By now all of us were now mesmerised by the story unfolding under the silver-grey stars shining like platinum.
“What about jewellery?” ventured Patricia.
“Now that’s interesting,” said Jacob. “The second largest usage of platinum is in jewellery – about 30% of production. It is utterly resistant to tarnish and corrosion and considerably stronger than gold. Because it is malleable, ductile and extremely durable, it makes an ideal medium for rings – especially if set with precious stones … they rarely fall out of a platinum setting. Some of the world’s most precious stones are set in platinum – such as the Hope Diamond, the Jonker 1 and Koh-I-Mor, plus many of the items in the late Elizabeth Taylor’s collection.
The world’s top watchmakers like, Patek Philippe, Rolex and Vacheron Constantin use platinum for producing limited edition watch series. Unlike gold and silver, platinum does not lose any of its content when it is scratched, so even if an item is worn constantly it retains its mass.”

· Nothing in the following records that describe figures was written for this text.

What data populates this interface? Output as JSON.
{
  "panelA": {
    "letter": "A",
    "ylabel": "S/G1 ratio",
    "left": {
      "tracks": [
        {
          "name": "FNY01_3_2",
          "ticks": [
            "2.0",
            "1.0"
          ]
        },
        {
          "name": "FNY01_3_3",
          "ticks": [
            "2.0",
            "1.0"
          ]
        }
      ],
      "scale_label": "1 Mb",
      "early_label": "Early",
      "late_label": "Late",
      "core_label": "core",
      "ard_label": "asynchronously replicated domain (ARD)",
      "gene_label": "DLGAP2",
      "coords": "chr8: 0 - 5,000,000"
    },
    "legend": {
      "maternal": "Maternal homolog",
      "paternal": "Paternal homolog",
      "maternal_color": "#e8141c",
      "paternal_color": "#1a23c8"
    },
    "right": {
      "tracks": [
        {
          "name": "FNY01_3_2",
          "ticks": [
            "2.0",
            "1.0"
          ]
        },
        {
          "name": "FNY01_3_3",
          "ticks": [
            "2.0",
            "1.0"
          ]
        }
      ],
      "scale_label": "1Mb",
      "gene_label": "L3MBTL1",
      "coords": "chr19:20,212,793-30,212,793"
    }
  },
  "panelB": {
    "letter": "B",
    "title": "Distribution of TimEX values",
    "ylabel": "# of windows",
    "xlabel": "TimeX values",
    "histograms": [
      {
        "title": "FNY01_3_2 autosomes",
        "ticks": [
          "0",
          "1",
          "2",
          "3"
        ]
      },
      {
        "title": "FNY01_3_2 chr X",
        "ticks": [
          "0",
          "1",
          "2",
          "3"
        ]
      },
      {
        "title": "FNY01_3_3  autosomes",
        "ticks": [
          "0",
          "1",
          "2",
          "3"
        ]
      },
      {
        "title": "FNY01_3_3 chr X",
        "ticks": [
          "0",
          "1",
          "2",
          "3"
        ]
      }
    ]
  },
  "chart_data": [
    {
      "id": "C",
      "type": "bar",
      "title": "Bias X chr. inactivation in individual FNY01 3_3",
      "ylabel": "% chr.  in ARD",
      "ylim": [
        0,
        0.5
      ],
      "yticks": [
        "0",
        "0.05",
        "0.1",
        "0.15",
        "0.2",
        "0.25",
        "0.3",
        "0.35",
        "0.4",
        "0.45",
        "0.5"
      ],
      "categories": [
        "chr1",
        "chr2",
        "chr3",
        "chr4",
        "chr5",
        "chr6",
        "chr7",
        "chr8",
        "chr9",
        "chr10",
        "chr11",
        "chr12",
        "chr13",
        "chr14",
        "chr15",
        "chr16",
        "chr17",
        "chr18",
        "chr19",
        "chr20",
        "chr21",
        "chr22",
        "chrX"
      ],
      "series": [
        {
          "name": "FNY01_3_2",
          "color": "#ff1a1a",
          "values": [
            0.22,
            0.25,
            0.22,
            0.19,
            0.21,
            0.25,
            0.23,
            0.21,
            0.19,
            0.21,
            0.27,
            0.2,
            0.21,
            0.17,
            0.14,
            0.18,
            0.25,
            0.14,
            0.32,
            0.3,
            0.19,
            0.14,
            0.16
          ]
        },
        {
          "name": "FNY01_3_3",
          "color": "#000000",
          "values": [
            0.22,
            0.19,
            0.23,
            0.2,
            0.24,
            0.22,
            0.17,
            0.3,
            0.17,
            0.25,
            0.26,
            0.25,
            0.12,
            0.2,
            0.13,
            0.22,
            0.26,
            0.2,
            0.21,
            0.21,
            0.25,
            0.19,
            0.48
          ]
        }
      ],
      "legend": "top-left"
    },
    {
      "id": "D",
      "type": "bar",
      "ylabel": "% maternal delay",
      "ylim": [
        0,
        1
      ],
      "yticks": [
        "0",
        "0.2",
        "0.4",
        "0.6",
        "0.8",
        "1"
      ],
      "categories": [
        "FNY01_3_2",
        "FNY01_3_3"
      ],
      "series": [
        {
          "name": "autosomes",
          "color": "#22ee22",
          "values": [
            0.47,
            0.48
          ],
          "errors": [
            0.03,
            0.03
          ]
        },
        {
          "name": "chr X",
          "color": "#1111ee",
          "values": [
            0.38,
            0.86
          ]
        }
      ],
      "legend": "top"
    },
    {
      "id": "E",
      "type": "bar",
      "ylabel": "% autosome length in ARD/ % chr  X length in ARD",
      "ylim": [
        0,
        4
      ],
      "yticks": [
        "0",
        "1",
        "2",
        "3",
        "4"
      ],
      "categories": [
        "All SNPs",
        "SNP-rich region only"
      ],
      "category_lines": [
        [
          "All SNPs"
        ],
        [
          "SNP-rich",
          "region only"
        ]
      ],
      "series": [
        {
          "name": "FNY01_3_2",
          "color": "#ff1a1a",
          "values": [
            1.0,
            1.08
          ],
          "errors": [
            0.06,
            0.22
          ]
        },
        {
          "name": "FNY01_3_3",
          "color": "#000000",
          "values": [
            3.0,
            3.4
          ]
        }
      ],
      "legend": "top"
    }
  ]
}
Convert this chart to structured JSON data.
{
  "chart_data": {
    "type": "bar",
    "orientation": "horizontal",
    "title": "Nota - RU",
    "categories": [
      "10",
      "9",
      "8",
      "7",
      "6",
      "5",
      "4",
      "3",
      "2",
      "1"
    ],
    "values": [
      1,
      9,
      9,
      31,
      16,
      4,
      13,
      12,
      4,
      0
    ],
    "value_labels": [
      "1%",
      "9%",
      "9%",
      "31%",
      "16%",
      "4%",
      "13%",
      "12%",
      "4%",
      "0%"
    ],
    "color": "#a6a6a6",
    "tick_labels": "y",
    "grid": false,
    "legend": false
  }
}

“But what about its value. Is platinum a good investment?” asked Dirk.
“Very much so,” pondered Jacob. “Typically, platinum is worth double gold’s price when the economy is stable and seeing growth. But when the economy is uncertain or volatile, the price for platinum often falls below that of gold. So, as an investment it can be volatile – this means if you time it right you can really score. There’s no doubt that platinum’s value as an investment in the form of bullion is recognised globally – and it is also traded as a currency.”
“How do you know all this?” asked Dirk who felt seriously upstaged by the usually quiet Jacob.
“Metcon,” he replied. “I started dealing with them a few months ago. What I have learned about investing in platinum, gold and silver has been truly extraordinary. And I have become so interested that I have done my own research to add to Metcon’s information and advice.”
The embers of the fire glowed amber whilst each of us contemplated this new-found knowledge. Above, the river of platinum bathed the night sky with is precious ambience. After a long silence, Annette asked:
“So where is platinum mined … I mean in which countries?”
“Interestingly enough, right here in South Africa. We produce about 79% of the world’s platinum. Russia accounts for only 10% and the balance in North and South America and Zimbabwe.” He shared. “However, in years to come, who knows how things may change … perhaps one day we will be mining for platinum on the moon!”